Against these ideologies of escape, the church must formulate theological alternatives that encourage authentic reconciliation.
Regarding other situations, when sweeping revivals and rapid church growth occur, Christians must restrain from triumphalism.  In too many cases, Christians have been implicated in destructive conflict which has overtaken vast areas of revival and church planting.  The church has failed to be self-critical or discerning enough, or to adequately answer “How did this happen, and where did Christians fail?”
In addition, Christians cannot be neutral in a time of social crisis.  Too often we are silent about destructive conditions occurring around us, or in our world.  Any dichotomy between the evangelistic and the prophetic is false.  Along with leading believers into personal holiness, the church is charged to have a prophetic social presence.  The church must learn to speak the truth to powers.  This calls us to “discern the will of God” concerning societal powers and governing authorities that have immense influence over the lives of Christians, over our nonChristian neighbours and over destructive conflicts and societal realities.   

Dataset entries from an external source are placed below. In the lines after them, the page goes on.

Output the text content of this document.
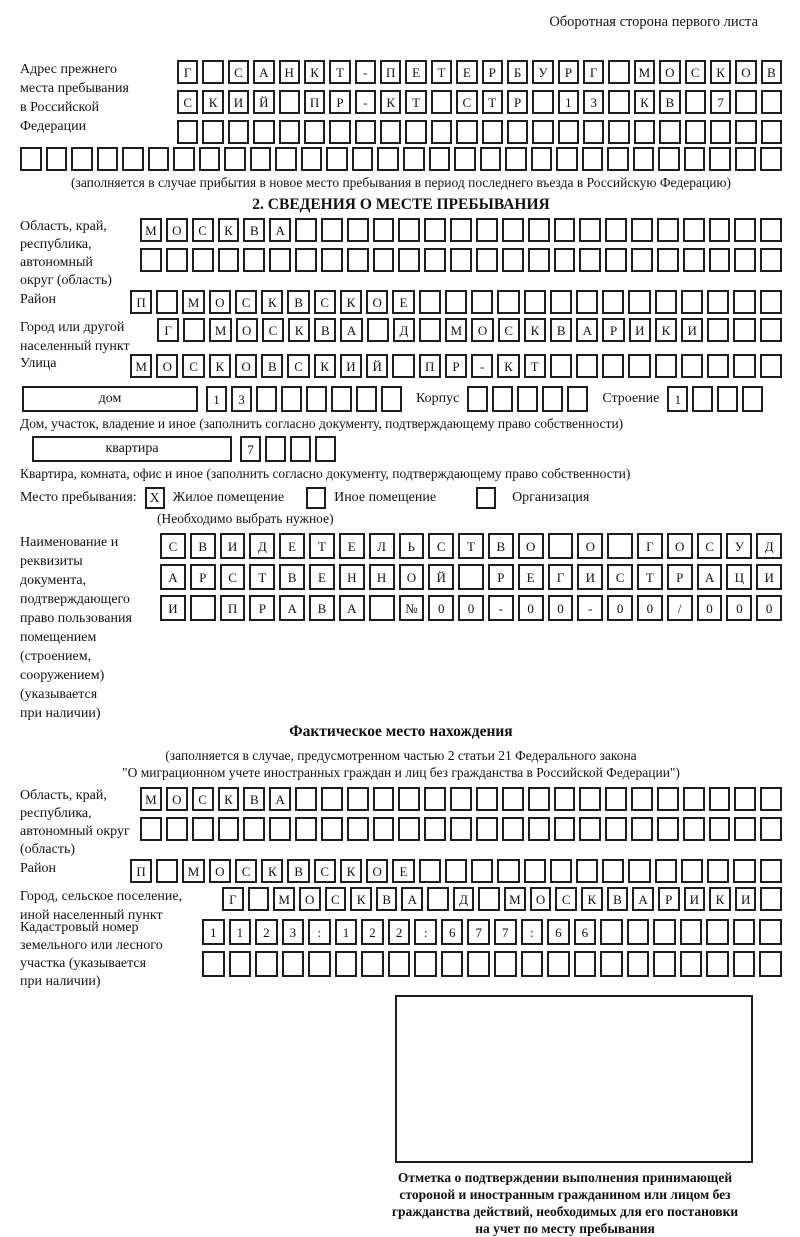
Оборотная сторона первого листа
Адрес прежнего
места пребывания
в Российской
Федерации
Г	С	А	Н	К	Т	-	П	Е	Т	Е	Р	Б	У	Р	Г	М	О	С	К	О	В
С	К	И	Й	П	Р	-	К	Т	С	Т	Р	1	3	К	В	7
(заполняется в случае прибытия в новое место пребывания в период последнего въезда в Российскую Федерацию)
2. СВЕДЕНИЯ О МЕСТЕ ПРЕБЫВАНИЯ
Область, край,
республика,
автономный
округ (область)
М	О	С	К	В	А
Район	П	М	О	С	К	В	С	К	О	Е
Город или другой
населенный пункт
Г	М	О	С	К	В	А	Д	М	О	С	К	В	А	Р	И	К	И
Улица	М	О	С	К	О	В	С	К	И	Й	П	Р	-	К	Т
дом	1	3	Корпус	Строение	1
Дом, участок, владение и иное (заполнить согласно документу, подтверждающему право собственности)
квартира	7
Квартира, комната, офис и иное (заполнить согласно документу, подтверждающему право собственности)
Место пребывания: X Жилое помещение	Иное помещение	Организация
(Необходимо выбрать нужное)
Наименование и реквизиты
документа, подтверждающего
право пользования
помещением (строением,
сооружением) (указывается
при наличии)
С	В	И	Д	Е	Т	Е	Л	Ь	С	Т	В	О	О	Г	О	С	У	Д
А	Р	С	Т	В	Е	Н	Н	О	Й	Р	Е	Г	И	С	Т	Р	А	Ц	И
И	П	Р	А	В	А	№	0	0	-	0	0	-	0	0	/	0	0	0
Фактическое место нахождения
(заполняется в случае, предусмотренном частью 2 статьи 21 Федерального закона
"О миграционном учете иностранных граждан и лиц без гражданства в Российской Федерации")
Область, край,
республика,
автономный округ
(область)
М	О	С	К	В	А
Район	П	М	О	С	К	В	С	К	О	Е
Город, сельское поселение,
иной населенный пункт
Г	М	О	С	К	В	А	Д	М	О	С	К	В	А	Р	И	К	И
Кадастровый номер
земельного или лесного
участка (указывается
при наличии)
1	1	2	3	:	1	2	2	:	6	7	7	:	6	6
Отметка о подтверждении выполнения принимающей
стороной и иностранным гражданином или лицом без
гражданства действий, необходимых для его постановки
на учет по месту пребывания
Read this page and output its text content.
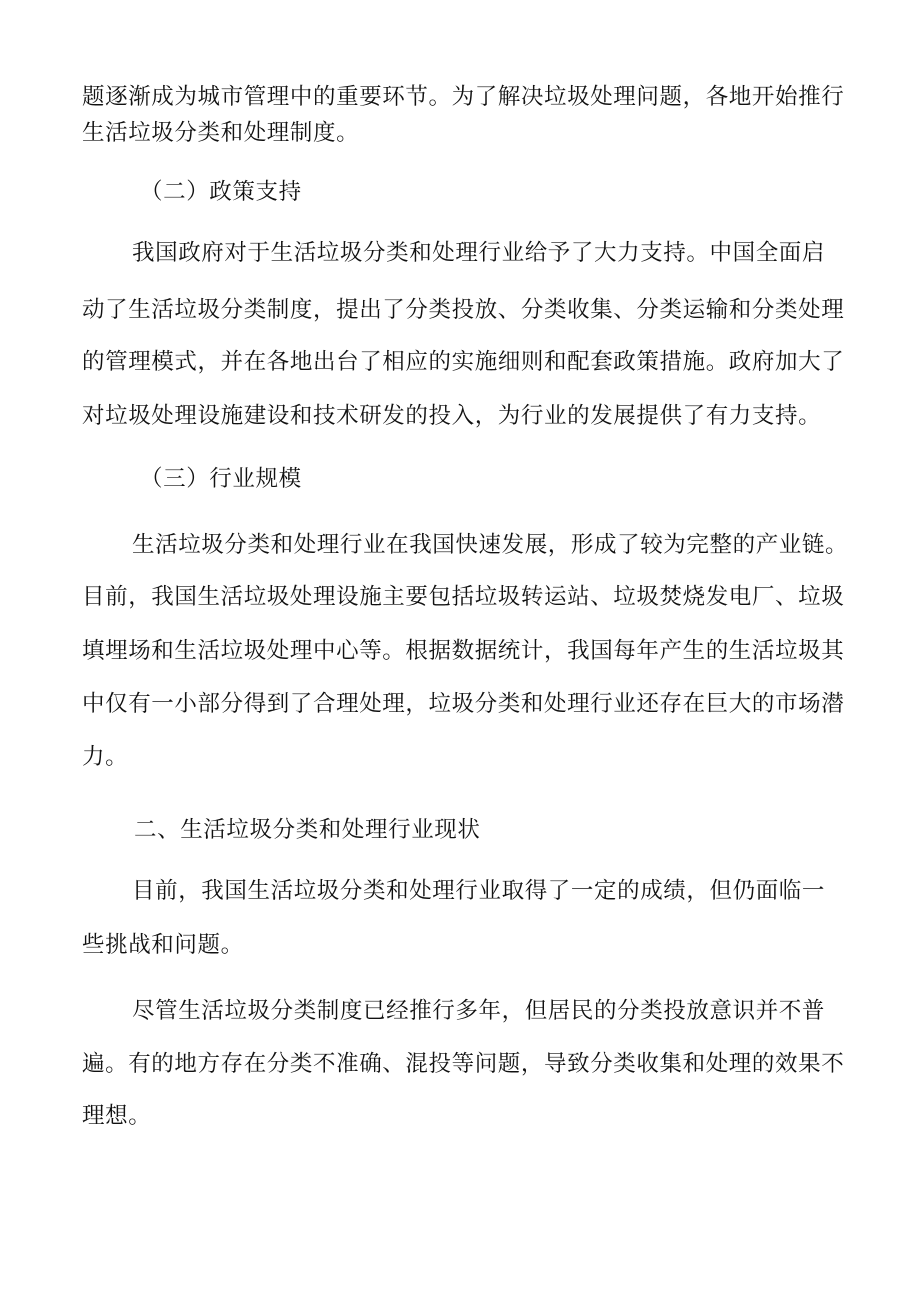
题逐渐成为城市管理中的重要环节。为了解决垃圾处理问题，各地开始推行
生活垃圾分类和处理制度。
（二）政策支持
我国政府对于生活垃圾分类和处理行业给予了大力支持。中国全面启
动了生活垃圾分类制度，提出了分类投放、分类收集、分类运输和分类处理
的管理模式，并在各地出台了相应的实施细则和配套政策措施。政府加大了
对垃圾处理设施建设和技术研发的投入，为行业的发展提供了有力支持。
（三）行业规模
生活垃圾分类和处理行业在我国快速发展，形成了较为完整的产业链。
目前，我国生活垃圾处理设施主要包括垃圾转运站、垃圾焚烧发电厂、垃圾
填埋场和生活垃圾处理中心等。根据数据统计，我国每年产生的生活垃圾其
中仅有一小部分得到了合理处理，垃圾分类和处理行业还存在巨大的市场潜
力。
二、生活垃圾分类和处理行业现状
目前，我国生活垃圾分类和处理行业取得了一定的成绩，但仍面临一
些挑战和问题。
尽管生活垃圾分类制度已经推行多年，但居民的分类投放意识并不普
遍。有的地方存在分类不准确、混投等问题，导致分类收集和处理的效果不
理想。
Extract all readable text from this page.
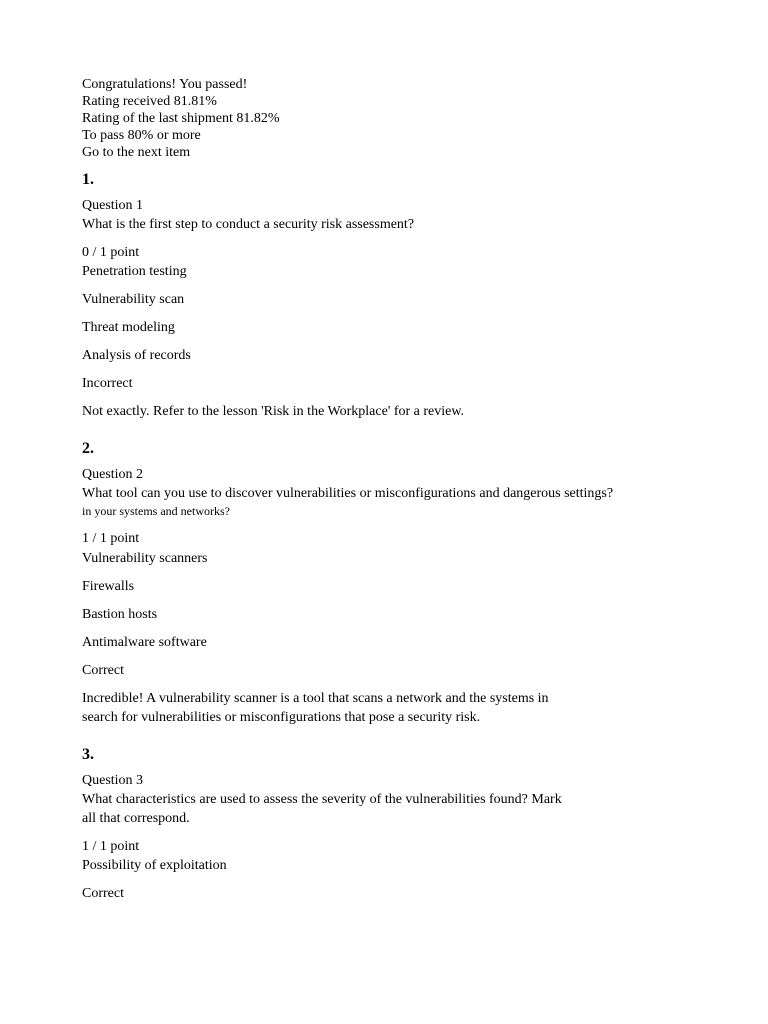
Congratulations! You passed!
Rating received 81.81%
Rating of the last shipment 81.82%
To pass 80% or more
Go to the next item
1.
Question 1
What is the first step to conduct a security risk assessment?
0 / 1 point
Penetration testing
Vulnerability scan
Threat modeling
Analysis of records
Incorrect
Not exactly. Refer to the lesson 'Risk in the Workplace' for a review.
2.
Question 2
What tool can you use to discover vulnerabilities or misconfigurations and dangerous settings?
in your systems and networks?
1 / 1 point
Vulnerability scanners
Firewalls
Bastion hosts
Antimalware software
Correct
Incredible! A vulnerability scanner is a tool that scans a network and the systems in
search for vulnerabilities or misconfigurations that pose a security risk.
3.
Question 3
What characteristics are used to assess the severity of the vulnerabilities found? Mark
all that correspond.
1 / 1 point
Possibility of exploitation
Correct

The capacity to be a prophetic church is being seriously eroded by three stances.  A religious pluralist stance promotes social transformation without personal conversion, losing the uniqueness and lordship of Christ.  A quietist stance ignores social evil, is silent when people suffer persecution, and preaches the sufficiency of individual salvation without social transformation, losing public social witness.  An assimilationist stance misuses the Bible to support the status quo of social or political exclusion, or weds Christian interests with particular governing authorities, losing all prophetic distance. 
In addition, the church often shares in the sin of comfortable neutrality, the complacency of those who find themselves on the side of social privilege and fail to work vigorously to transform the status quo.  This is at least true of those who tend to preside over the levers of theological power and influence.  Thus the theology of the church is often in support of the status quo, or asks very few critical questions, losing all prophetic voice and domesticating the gospel.
Yet God’s forgiveness in Christ makes possible the church’s faithful confrontation of past and present trauma and injustices.  As communities of Christians learn to model confession, forgiveness and costly peacemaking in lives marked by joy, we proclaim a new future and offer a vision of hope to a broken world.